It's time: Newspapers should demand Trump resign. That's what they told Bill Clinton
Openly colluding with a foreign government to dig up dirt on his political opponent, while offering up the assistance of the Department of Justice. Freezing U.S. foreign aid to make sure the overseas dirt gets dug. Hiding transcripts of presidential calls on secret servers in hopes of covering up the collusion. Publicly threatening to expose the collusion whistleblower, insinuating that he or she should be executed. Urging that a Democratic member of Congress be arrested for treason. The list of horrendous Donald Trump transgressions uncovered in the past week stretches on and on, as the pressure of an impeachment inquiry intensifies and the unhinged president denounces Democratic election officials as “savages” while warning of a looming civil war if he's removed from office.
All of this comes on the heels of two years of open Trump corruption, hush money payments, and a nonstop attack on the U.S. intelligence community.
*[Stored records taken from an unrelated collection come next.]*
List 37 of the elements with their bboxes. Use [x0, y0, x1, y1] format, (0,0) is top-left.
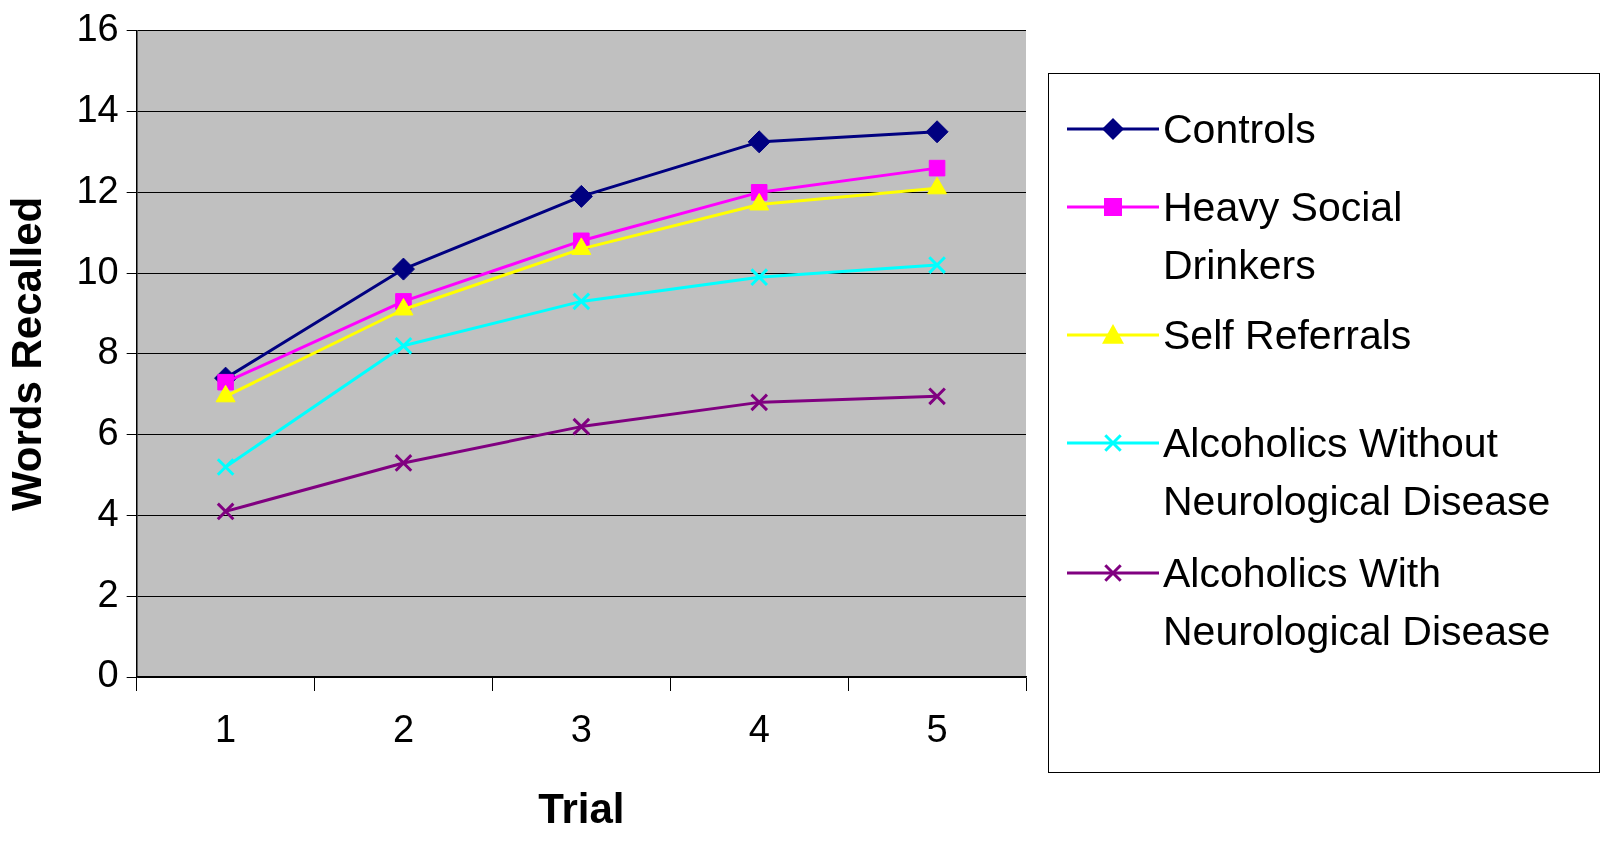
y-tick-label: 6 [97, 411, 119, 454]
y-tick-label: 4 [97, 491, 119, 534]
point [394, 453, 413, 473]
y-tick-label: 2 [97, 572, 119, 615]
legend-label: Alcoholics Without Neurological Disease [1163, 419, 1552, 526]
point [749, 267, 769, 287]
x-axis-title: Trial [538, 785, 625, 833]
point [927, 387, 947, 406]
legend-label: Controls [1163, 105, 1317, 154]
y-tick-label: 0 [97, 653, 119, 696]
point [391, 257, 415, 281]
x-tick-label: 4 [748, 708, 770, 751]
point [216, 502, 235, 521]
y-tick-label: 12 [76, 168, 119, 211]
point [749, 393, 769, 412]
y-axis-title: Words Recalled [2, 196, 50, 512]
point [747, 130, 771, 154]
point [928, 159, 946, 177]
legend-label: Heavy Social Drinkers [1163, 183, 1404, 290]
x-tick-label: 5 [926, 708, 948, 751]
point [925, 120, 949, 144]
point [394, 336, 413, 356]
point [569, 184, 593, 208]
y-tick-label: 14 [76, 88, 119, 131]
point [217, 373, 234, 391]
point [572, 417, 591, 436]
y-tick-label: 16 [76, 7, 119, 50]
legend-label: Self Referrals [1163, 311, 1413, 360]
y-tick-label: 8 [97, 330, 119, 373]
x-tick-label: 2 [392, 708, 415, 751]
x-tick-label: 1 [215, 708, 237, 751]
point [927, 255, 947, 275]
x-tick-label: 3 [570, 708, 592, 751]
point [572, 292, 591, 311]
y-tick-label: 10 [76, 249, 119, 292]
legend-label: Alcoholics With Neurological Disease [1163, 549, 1552, 656]
point [216, 457, 235, 477]
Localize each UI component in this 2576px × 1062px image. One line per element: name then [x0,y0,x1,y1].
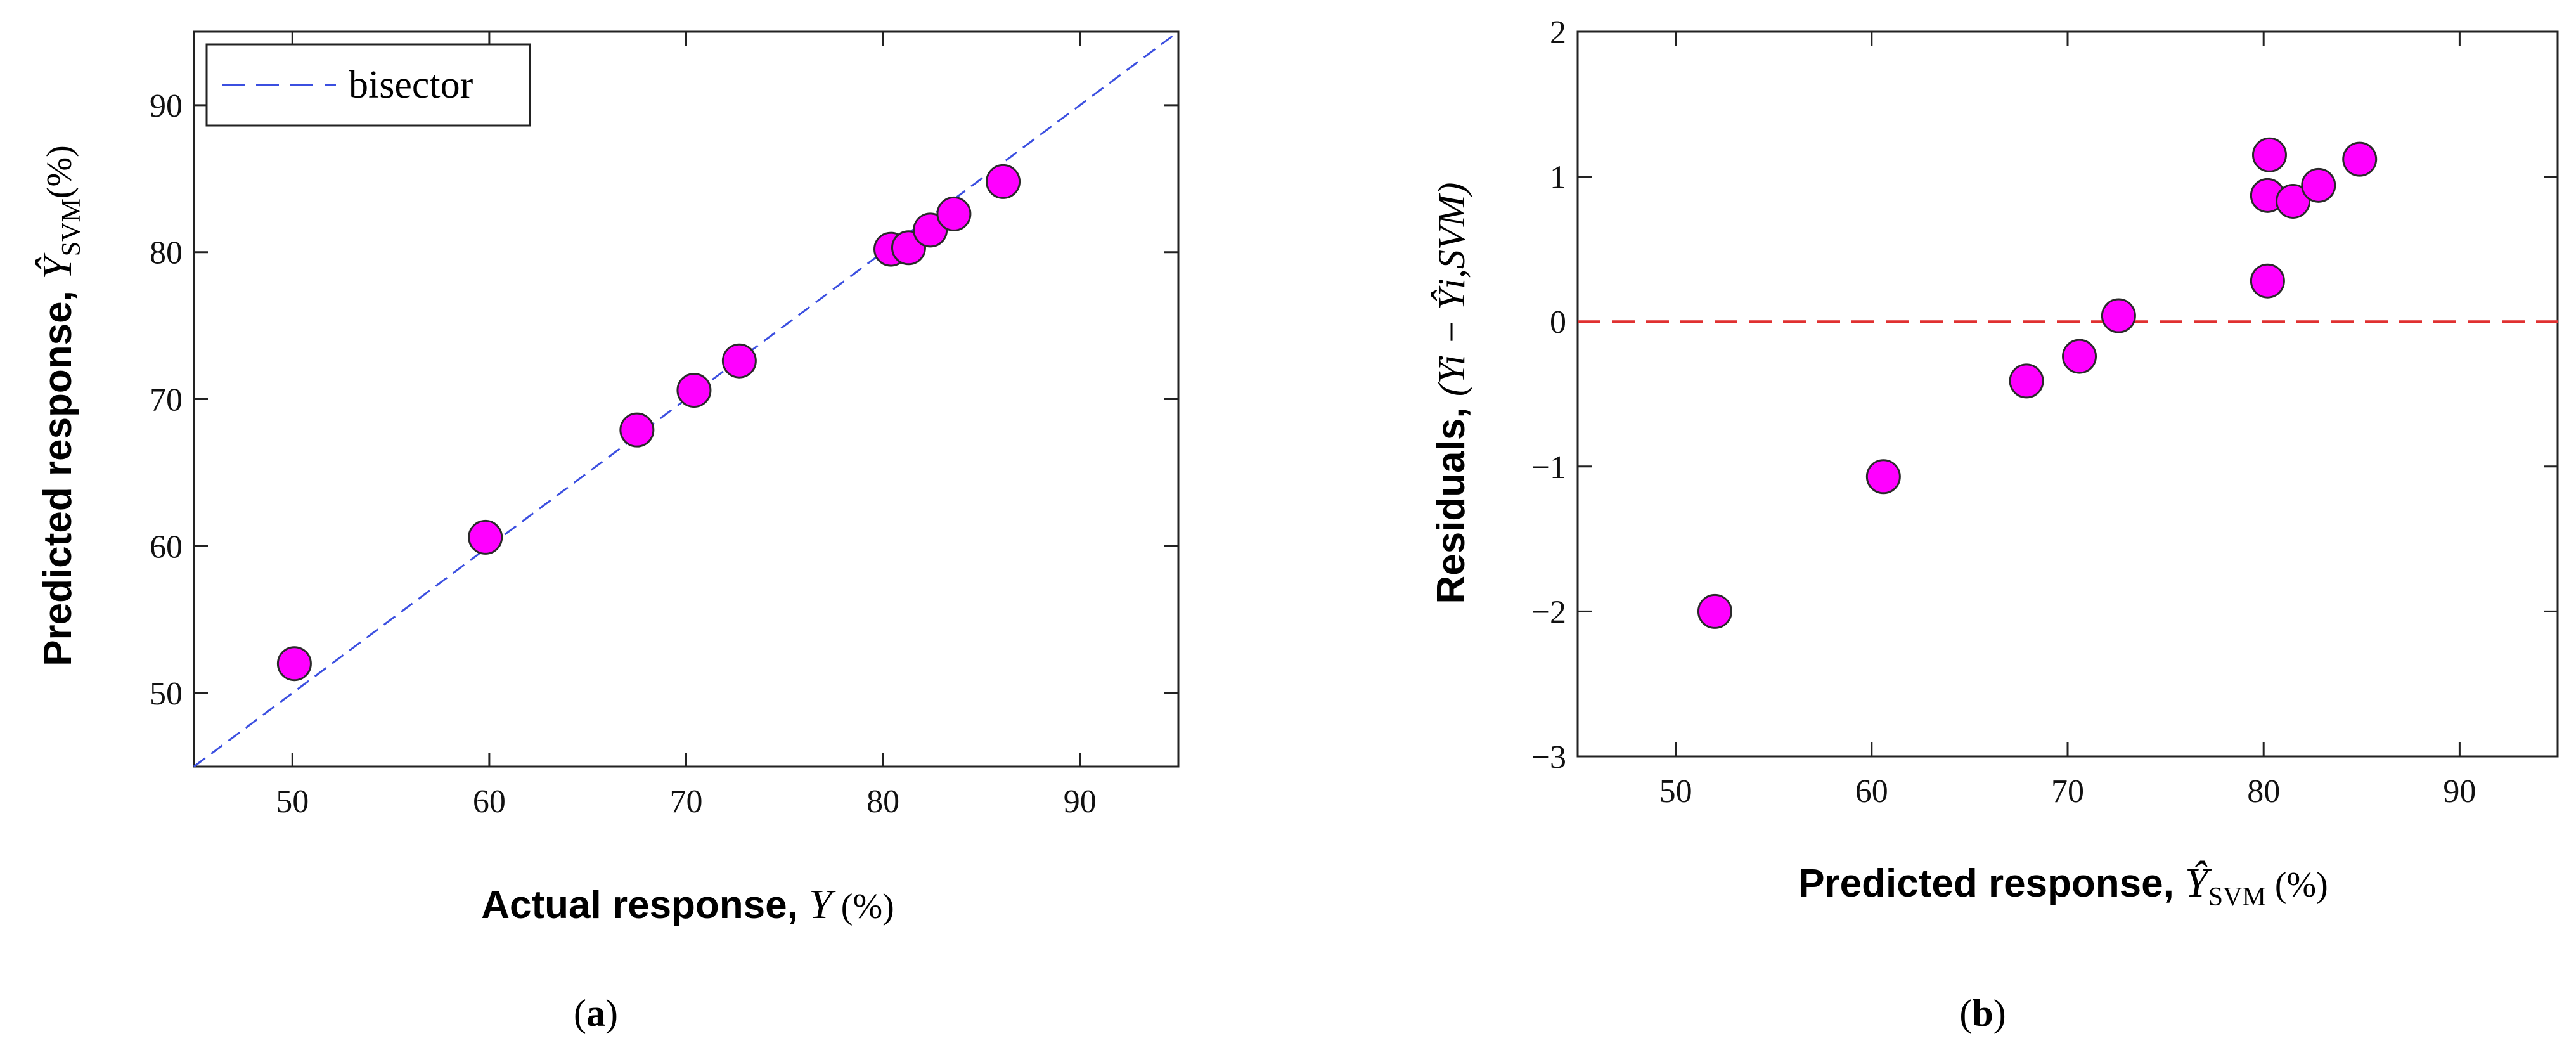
chart-a-xlabel-unit: (%) [832,887,894,926]
chart-b-ylabel-formula: (Yi − Ŷi,SVM) [1431,182,1472,396]
chart-b-data-point [2250,263,2285,299]
chart-a: 50 60 70 80 90 50 60 70 80 90 bisector Actual res… [34,30,1180,1034]
chart-a-ylabel: Predicted response, ŶSVM(%) [34,145,86,666]
chart-b-ytick-label: 0 [1550,304,1566,340]
chart-b-data-point [1865,459,1901,495]
chart-a-panel-label: (a) [574,992,618,1034]
chart-a-xlabel-var: Y [809,881,836,928]
chart-b-xlabel-unit: (%) [2266,865,2328,905]
chart-b-ticks: 50 60 70 80 90 −3 −2 −1 0 1 2 [1531,15,2558,810]
chart-a-ytick-label: 60 [150,529,183,565]
chart-b-xlabel-var: Ŷ [2185,860,2212,906]
chart-a-xtick-label: 80 [866,784,899,820]
chart-b-plot-area [1576,30,2559,758]
chart-b-data-point [1697,593,1732,629]
chart-b-ytick-label: −3 [1531,739,1566,775]
chart-a-ytick-label: 50 [150,676,183,712]
chart-b-xtick-label: 50 [1659,774,1692,810]
chart-a-data-point [676,373,712,408]
chart-a-data-point [619,412,655,448]
chart-a-data-point [721,343,757,379]
chart-b-xtick-label: 70 [2051,774,2084,810]
chart-a-xlabel: Actual response, Y (%) [481,881,894,928]
chart-a-ytick-label: 90 [150,88,183,124]
chart-b-points [1697,137,2378,629]
chart-a-ylabel-text: Predicted response, [36,280,80,666]
chart-b-xlabel-sub: SVM [2208,883,2266,912]
chart-a-legend-label: bisector [349,63,473,107]
chart-b: 50 60 70 80 90 −3 −2 −1 0 1 2 Predicted response, … [1429,15,2559,1034]
chart-b-xtick-label: 90 [2443,774,2476,810]
chart-b-data-point [2062,339,2097,374]
chart-b-xlabel-text: Predicted response, [1798,862,2185,905]
chart-b-data-point [2301,167,2336,203]
chart-b-xtick-label: 60 [1855,774,1888,810]
chart-b-panel-label: (b) [1959,992,2006,1034]
chart-a-xtick-label: 70 [670,784,703,820]
chart-a-ylabel-unit: (%) [40,145,79,198]
chart-b-ytick-label: 2 [1550,15,1566,51]
chart-b-ytick-label: −2 [1531,594,1566,630]
chart-b-ytick-label: −1 [1531,450,1566,486]
chart-b-data-point [2342,141,2378,177]
chart-b-data-point [2101,298,2136,333]
chart-b-data-point [2009,363,2044,399]
chart-a-legend: bisector [205,43,531,127]
chart-a-xtick-label: 60 [473,784,506,820]
chart-a-data-point [468,519,503,555]
chart-a-ticks: 50 60 70 80 90 50 60 70 80 90 [150,32,1178,820]
chart-a-data-point [986,164,1021,199]
chart-a-data-point [276,646,312,682]
chart-b-ytick-label: 1 [1550,160,1566,196]
chart-a-data-point [936,196,972,231]
chart-a-ytick-label: 80 [150,235,183,271]
chart-a-xtick-label: 50 [276,784,309,820]
chart-b-ylabel: Residuals, (Yi − Ŷi,SVM) [1429,182,1473,604]
chart-a-xtick-label: 90 [1064,784,1097,820]
chart-a-xlabel-text: Actual response, [481,883,809,927]
chart-a-ytick-label: 70 [150,382,183,418]
chart-b-xlabel: Predicted response, ŶSVM (%) [1798,860,2328,912]
chart-a-ylabel-var: Ŷ [34,252,80,280]
chart-a-ylabel-sub: SVM [57,198,86,256]
chart-b-data-point [2276,183,2311,219]
chart-b-ylabel-text: Residuals, [1429,396,1473,604]
chart-b-data-point [2251,137,2287,172]
chart-a-points [276,164,1021,682]
chart-b-xtick-label: 80 [2247,774,2280,810]
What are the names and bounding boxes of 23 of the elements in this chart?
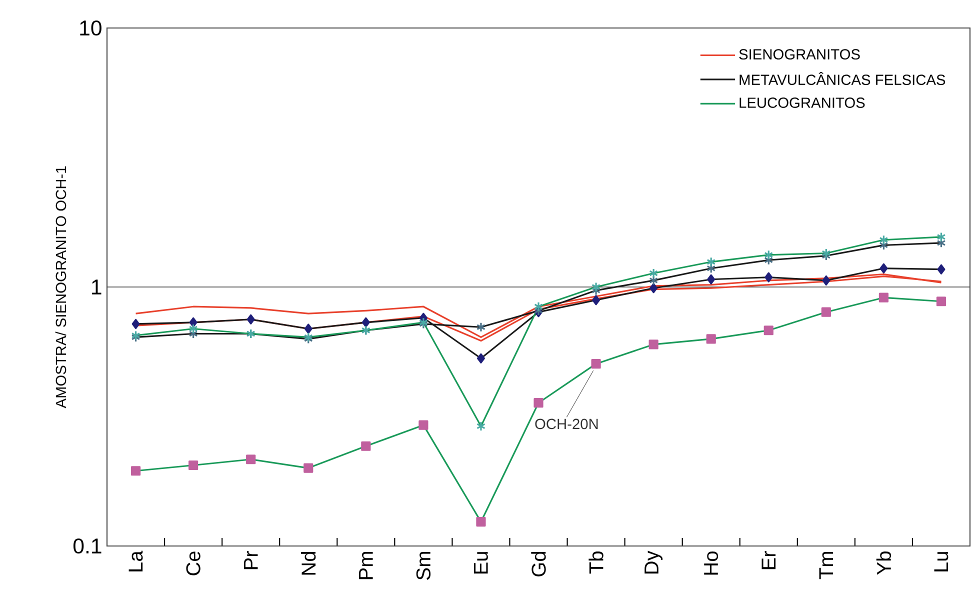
legend-label: SIENOGRANITOS <box>739 49 860 60</box>
x-tick-label: Gd <box>531 552 546 576</box>
x-tick-label: Lu <box>934 552 948 572</box>
x-tick-label: Pm <box>359 552 373 580</box>
x-tick-label: Dy <box>644 550 663 574</box>
y-tick-label: 10 <box>80 20 102 36</box>
x-tick-label: Sm <box>416 552 431 580</box>
y-tick-label: 0.1 <box>73 538 102 554</box>
x-tick-label: Tb <box>588 552 604 574</box>
x-tick-label: Yb <box>876 552 892 575</box>
x-tick-label: Eu <box>474 552 488 574</box>
legend-label: METAVULCÂNICAS FELSICAS <box>740 72 946 86</box>
x-tick-label: Tm <box>819 552 834 580</box>
x-tick-label: La <box>128 550 143 572</box>
x-tick-label: Er <box>762 551 776 570</box>
x-tick-label: Ce <box>186 552 200 576</box>
y-tick-label: 1 <box>92 280 102 294</box>
x-tick-label: Pr <box>244 551 258 570</box>
y-axis-title: AMOSTRA/ SIENOGRANITO OCH-1 <box>55 166 66 408</box>
x-tick-label: Ho <box>704 552 718 575</box>
x-tick-label: Nd <box>301 552 316 575</box>
legend-label: LEUCOGRANITOS <box>740 98 865 108</box>
annotation: OCH-20N <box>535 418 598 430</box>
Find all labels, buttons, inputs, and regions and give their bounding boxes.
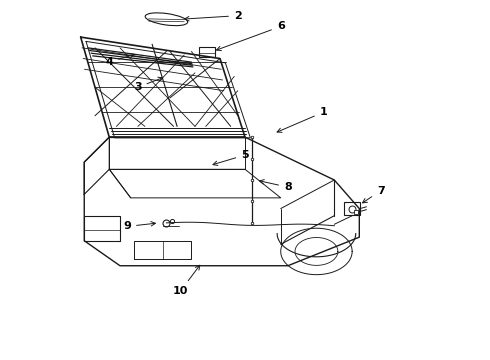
Text: 2: 2 [185, 11, 242, 21]
Text: 10: 10 [173, 265, 200, 296]
Bar [198, 47, 215, 57]
Ellipse shape [145, 13, 188, 26]
Bar [344, 202, 360, 215]
Text: 6: 6 [217, 21, 285, 51]
Text: 9: 9 [123, 221, 155, 231]
Text: 4: 4 [105, 54, 134, 67]
Text: 1: 1 [277, 107, 327, 132]
Text: 7: 7 [363, 186, 385, 203]
Text: 3: 3 [134, 77, 163, 92]
Text: 5: 5 [213, 150, 249, 166]
Text: 8: 8 [260, 180, 292, 192]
Yet to date, just one American newspaper editorial board has looked at the shocking Ukraine scandal and concluded that Trump ought to step down for the good of the country.
“The proper next step for the president is clear. He should resign,” the editorial board of the Connecticut Post recently concluded. “He has repeatedly proven himself unfit for office and appears to view the presidency as a position meant to benefit himself personally, not as one that must represent the interests of an entire nation.”
The time is now for more newspapers to use their public platforms to call for Trump to resign. It's time for news outlets to use their bully pulpits to make the case for a return to the rule of law in the executive branch. And it's time for newspapers to grow a spine, because yes, scores of dailies used that same public platform to demand that Bill Clinton resign during the impeachment proceedings of the late 1990s.
“He should resign because he has resolutely failed — and continues to fail — the most fundamental test of any president: to put his nation's interests first,” USA Today announced in September 1998.
It's incomprehensible how those newspapers looked at the consensual affair Clinton had with Monica Lewinsky and concluded the Democrat was “unfit for office,” yet have watched Trump brag about trying to corrupt the 2020 election and remain mum on his fitness to serve. This, after Trump has already advertised himself as a racist and a habitual liar who's busy lining his pockets while serving in the Oval Office.
It's hard to imagine a more naked double standard than how newspaper editorial boards treated Clinton and how they treat Trump, and how the press treats Democrats versus how they treat Republicans. It's all deeply ironic: Newspapers declared a wildly popular Democratic president unfit for office, yet the same newspapers refuse to demand that a wildly unpopular (and corrupt) Republican president step down for the good of the country.